Official figures published on Wednesday revealed that the economy has shrunk for the second quarter running meaning that the country has suffered its first double dip recession since the 1970s.
But business leaders in Bristol are refusing to be downbeat and have insisted that there are still plenty of reasons to remain optimistic.
Guy Kingston, who is a consultant and chairman of the Bristol branch of the Federation of Small Businesses, summed up the mood.
He said: "As far as small and medium sized businesses are considered these figures are all a bit academic. It might give the chattering classes in London something to talk about but little has changed on the coal face.
"We have probably been in a recession for the last four years but the fact is we just have to get on with the job of making a living."
He added: "What is strange is that these new figures have come out at a time when there are signs of improvement. From my point of view there has been an improvement in the last couple of months and I have personally seen an increase in the number of inquiries.
"Things are still difficult and the most important thing is not to let these new figures knock us off the course of recovery."
Phil Smith, the head of Bristol's chamber of commerce, added: "These figures are at odds with the experiences of many of our Chamber of Commerce members, who continue to operate with guarded optimism.
"Whilst the statistics may say we're in a technical recession, it's important that we do not talk ourselves into defeat.
"Obviously there is a psychological barrier, however given the context of weak growth over the past few years, this announcement doesn't change much for business in reality."
Pickerings Lifts, which is based in Bristol, also believes that there may be some light on the horizon.
Customer support manager Andy Lyon said: "Forecasts for the coming months are gloomy but that is not surprising.

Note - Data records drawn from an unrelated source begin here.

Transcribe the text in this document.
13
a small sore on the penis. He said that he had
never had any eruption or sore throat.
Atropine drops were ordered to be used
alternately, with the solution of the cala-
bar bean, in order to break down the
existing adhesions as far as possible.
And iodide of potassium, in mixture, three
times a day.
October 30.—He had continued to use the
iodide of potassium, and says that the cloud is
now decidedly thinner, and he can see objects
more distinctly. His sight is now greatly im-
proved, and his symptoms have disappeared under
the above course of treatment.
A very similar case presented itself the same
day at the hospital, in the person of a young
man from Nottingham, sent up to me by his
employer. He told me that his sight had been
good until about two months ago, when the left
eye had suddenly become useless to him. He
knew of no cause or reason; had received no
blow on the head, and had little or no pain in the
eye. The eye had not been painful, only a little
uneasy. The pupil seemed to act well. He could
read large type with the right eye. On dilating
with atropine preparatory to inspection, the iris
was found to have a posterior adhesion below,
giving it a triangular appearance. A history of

Public spending cuts have had a impact on the industry and further cuts will only contribute to further decline.
"However, our company has already seen record results in January and February and we hope to sustain these levels for the rest of the year.

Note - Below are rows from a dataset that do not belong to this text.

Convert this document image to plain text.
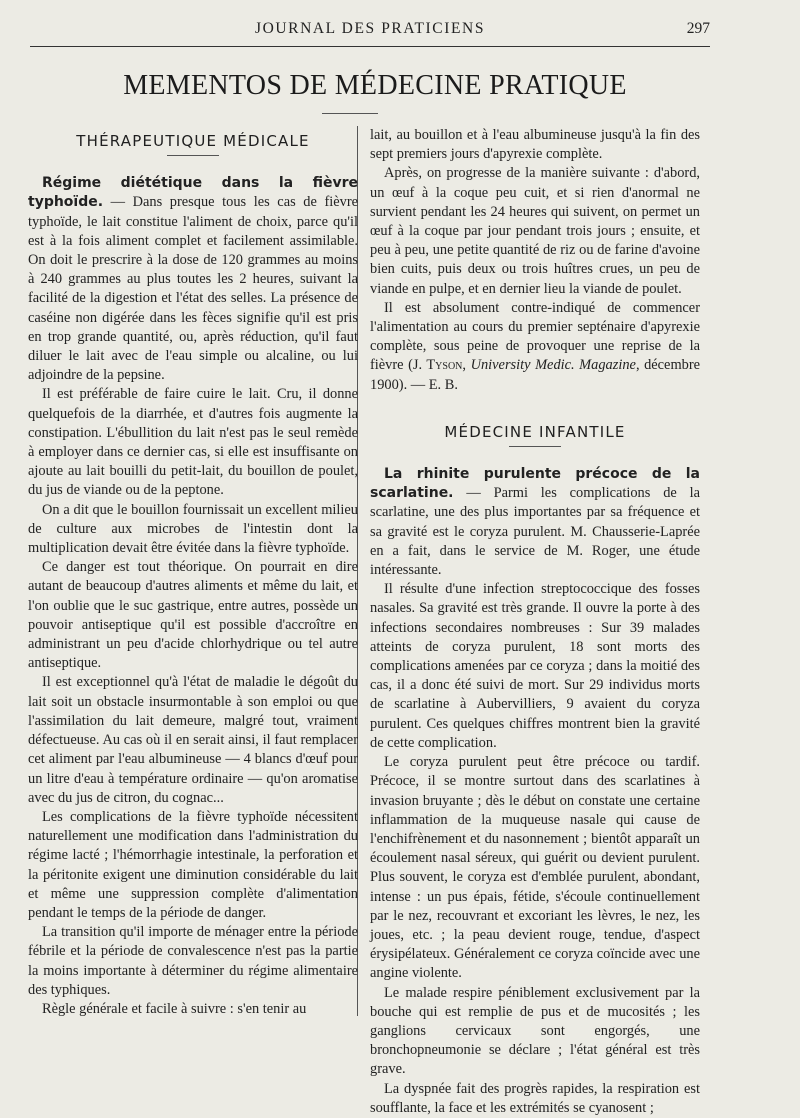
JOURNAL DES PRATICIENS	297
MEMENTOS DE MÉDECINE PRATIQUE
THÉRAPEUTIQUE MÉDICALE

Régime diététique dans la fièvre typhoïde. — Dans presque tous les cas de fièvre typhoïde, le lait constitue l'aliment de choix, parce qu'il est à la fois aliment complet et facilement assimilable. On doit le prescrire à la dose de 120 grammes au moins à 240 grammes au plus toutes les 2 heures, suivant la facilité de la digestion et l'état des selles. La présence de caséine non digérée dans les fèces signifie qu'il est pris en trop grande quantité, ou, après réduction, qu'il faut diluer le lait avec de l'eau simple ou alcaline, ou lui adjoindre de la pepsine.

Il est préférable de faire cuire le lait. Cru, il donne quelquefois de la diarrhée, et d'autres fois augmente la constipation. L'ébullition du lait n'est pas le seul remède à employer dans ce dernier cas, si elle est insuffisante on ajoute au lait bouilli du petit-lait, du bouillon de poulet, du jus de viande ou de la peptone.

On a dit que le bouillon fournissait un excellent milieu de culture aux microbes de l'intestin dont la multiplication devait être évitée dans la fièvre typhoïde.

Ce danger est tout théorique. On pourrait en dire autant de beaucoup d'autres aliments et même du lait, et l'on oublie que le suc gastrique, entre autres, possède un pouvoir antiseptique qu'il est possible d'accroître en administrant un peu d'acide chlorhydrique ou tel autre antiseptique.

Il est exceptionnel qu'à l'état de maladie le dégoût du lait soit un obstacle insurmontable à son emploi ou que l'assimilation du lait demeure, malgré tout, vraiment défectueuse. Au cas où il en serait ainsi, il faut remplacer cet aliment par l'eau albumineuse — 4 blancs d'œuf pour un litre d'eau à température ordinaire — qu'on aromatise avec du jus de citron, du cognac...

Les complications de la fièvre typhoïde nécessitent naturellement une modification dans l'administration du régime lacté ; l'hémorrhagie intestinale, la perforation et la péritonite exigent une diminution considérable du lait et même une suppression complète d'alimentation pendant le temps de la période de danger.

La transition qu'il importe de ménager entre la période fébrile et la période de convalescence n'est pas la partie la moins importante à déterminer du régime alimentaire des typhiques.

Règle générale et facile à suivre : s'en tenir au

lait, au bouillon et à l'eau albumineuse jusqu'à la fin des sept premiers jours d'apyrexie complète.

Après, on progresse de la manière suivante : d'abord, un œuf à la coque peu cuit, et si rien d'anormal ne survient pendant les 24 heures qui suivent, on permet un œuf à la coque par jour pendant trois jours ; ensuite, et peu à peu, une petite quantité de riz ou de farine d'avoine bien cuits, puis deux ou trois huîtres crues, un peu de viande en pulpe, et en dernier lieu la viande de poulet.

Il est absolument contre-indiqué de commencer l'alimentation au cours du premier septénaire d'apyrexie complète, sous peine de provoquer une reprise de la fièvre (J. Tyson, University Medic. Magazine, décembre 1900). — E. B.

MÉDECINE INFANTILE

La rhinite purulente précoce de la scarlatine. — Parmi les complications de la scarlatine, une des plus importantes par sa fréquence et sa gravité est le coryza purulent. M. Chausserie-Laprée en a fait, dans le service de M. Roger, une étude intéressante.

Il résulte d'une infection streptococcique des fosses nasales. Sa gravité est très grande. Il ouvre la porte à des infections secondaires nombreuses : Sur 39 malades atteints de coryza purulent, 18 sont morts des complications amenées par ce coryza ; dans la moitié des cas, il a donc été suivi de mort. Sur 29 individus morts de scarlatine à Aubervilliers, 9 avaient du coryza purulent. Ces quelques chiffres montrent bien la gravité de cette complication.

Le coryza purulent peut être précoce ou tardif. Précoce, il se montre surtout dans des scarlatines à invasion bruyante ; dès le début on constate une certaine inflammation de la muqueuse nasale qui cause de l'enchifrènement et du nasonnement ; bientôt apparaît un écoulement nasal séreux, qui guérit ou devient purulent. Plus souvent, le coryza est d'emblée purulent, abondant, intense : un pus épais, fétide, s'écoule continuellement par le nez, recouvrant et excoriant les lèvres, le nez, les joues, etc. ; la peau devient rouge, tendue, d'aspect érysipélateux. Généralement ce coryza coïncide avec une angine violente.

Le malade respire péniblement exclusivement par la bouche qui est remplie de pus et de mucosités ; les ganglions cervicaux sont engorgés, une bronchopneumonie se déclare ; l'état général est très grave.

La dyspnée fait des progrès rapides, la respiration est soufflante, la face et les extrémités se cyanosent ;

"We have seen a significant rise in queries regarding long-term spends, with many clients already considering lift budgets for the forthcoming financial year. As a result of this, we have discovered that budget allocations have increased compared to last year, indicating a rise in overall confidence in market growth over the coming months."

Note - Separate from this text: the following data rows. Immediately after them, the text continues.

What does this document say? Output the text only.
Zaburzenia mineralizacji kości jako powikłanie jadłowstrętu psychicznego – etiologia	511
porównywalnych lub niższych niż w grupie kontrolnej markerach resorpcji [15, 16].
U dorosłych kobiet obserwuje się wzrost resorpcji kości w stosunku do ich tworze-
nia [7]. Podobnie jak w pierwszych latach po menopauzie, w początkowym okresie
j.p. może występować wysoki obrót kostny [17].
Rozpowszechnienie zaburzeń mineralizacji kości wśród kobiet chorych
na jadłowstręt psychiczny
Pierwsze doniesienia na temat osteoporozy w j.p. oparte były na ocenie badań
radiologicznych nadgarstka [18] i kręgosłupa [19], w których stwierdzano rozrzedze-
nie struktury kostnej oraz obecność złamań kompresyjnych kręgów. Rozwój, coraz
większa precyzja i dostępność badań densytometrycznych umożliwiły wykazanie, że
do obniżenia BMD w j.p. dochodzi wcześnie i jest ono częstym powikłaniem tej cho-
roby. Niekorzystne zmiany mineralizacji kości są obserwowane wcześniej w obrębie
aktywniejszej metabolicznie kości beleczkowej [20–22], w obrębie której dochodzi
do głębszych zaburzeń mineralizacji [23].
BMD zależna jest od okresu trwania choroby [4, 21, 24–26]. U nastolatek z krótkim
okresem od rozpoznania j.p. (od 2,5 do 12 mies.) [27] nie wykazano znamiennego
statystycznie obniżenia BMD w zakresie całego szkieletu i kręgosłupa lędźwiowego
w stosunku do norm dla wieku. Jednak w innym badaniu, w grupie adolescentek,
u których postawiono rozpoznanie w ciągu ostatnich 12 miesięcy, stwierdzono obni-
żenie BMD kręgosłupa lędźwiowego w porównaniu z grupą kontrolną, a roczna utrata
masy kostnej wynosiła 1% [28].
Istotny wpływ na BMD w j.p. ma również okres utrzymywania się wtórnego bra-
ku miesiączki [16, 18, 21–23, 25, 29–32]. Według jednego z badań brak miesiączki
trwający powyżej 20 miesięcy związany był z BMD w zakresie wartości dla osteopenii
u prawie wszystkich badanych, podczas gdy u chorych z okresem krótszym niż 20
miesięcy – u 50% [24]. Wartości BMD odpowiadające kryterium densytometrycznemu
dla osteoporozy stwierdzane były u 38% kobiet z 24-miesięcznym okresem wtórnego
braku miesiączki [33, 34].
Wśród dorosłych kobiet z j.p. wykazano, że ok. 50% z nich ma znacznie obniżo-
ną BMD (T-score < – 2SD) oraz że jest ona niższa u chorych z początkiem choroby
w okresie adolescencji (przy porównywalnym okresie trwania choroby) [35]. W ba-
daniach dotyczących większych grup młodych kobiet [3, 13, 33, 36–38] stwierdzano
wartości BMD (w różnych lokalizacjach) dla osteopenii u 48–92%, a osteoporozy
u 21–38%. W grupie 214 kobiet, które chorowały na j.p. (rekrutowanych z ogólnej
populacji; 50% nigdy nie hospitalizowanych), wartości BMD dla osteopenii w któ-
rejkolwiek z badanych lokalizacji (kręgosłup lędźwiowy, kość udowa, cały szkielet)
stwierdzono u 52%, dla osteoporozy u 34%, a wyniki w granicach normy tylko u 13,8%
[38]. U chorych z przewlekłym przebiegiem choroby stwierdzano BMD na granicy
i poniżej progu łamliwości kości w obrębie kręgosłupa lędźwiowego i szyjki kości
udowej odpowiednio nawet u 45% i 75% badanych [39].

Gerry Jones, Bristol chairman of the Institute of Directors, said: "It is disappointing to see the UK drop back into recession.
"However, we must not let the news damage confidence.
"The South West has some fantastic businesses that can create the growth our local economy needs."
The Prime Minister said the 0.2 per cent decline in the economy was "very, very disappointing" but insisted there will be no change to the Government's policies of spending cuts.
But Labour leader Ed Miliband told the House of Commons that the figures were proof that the Government's plan has failed, describing the downturn as "a recession made by the Prime Minister and the Chancellor in Downing Street".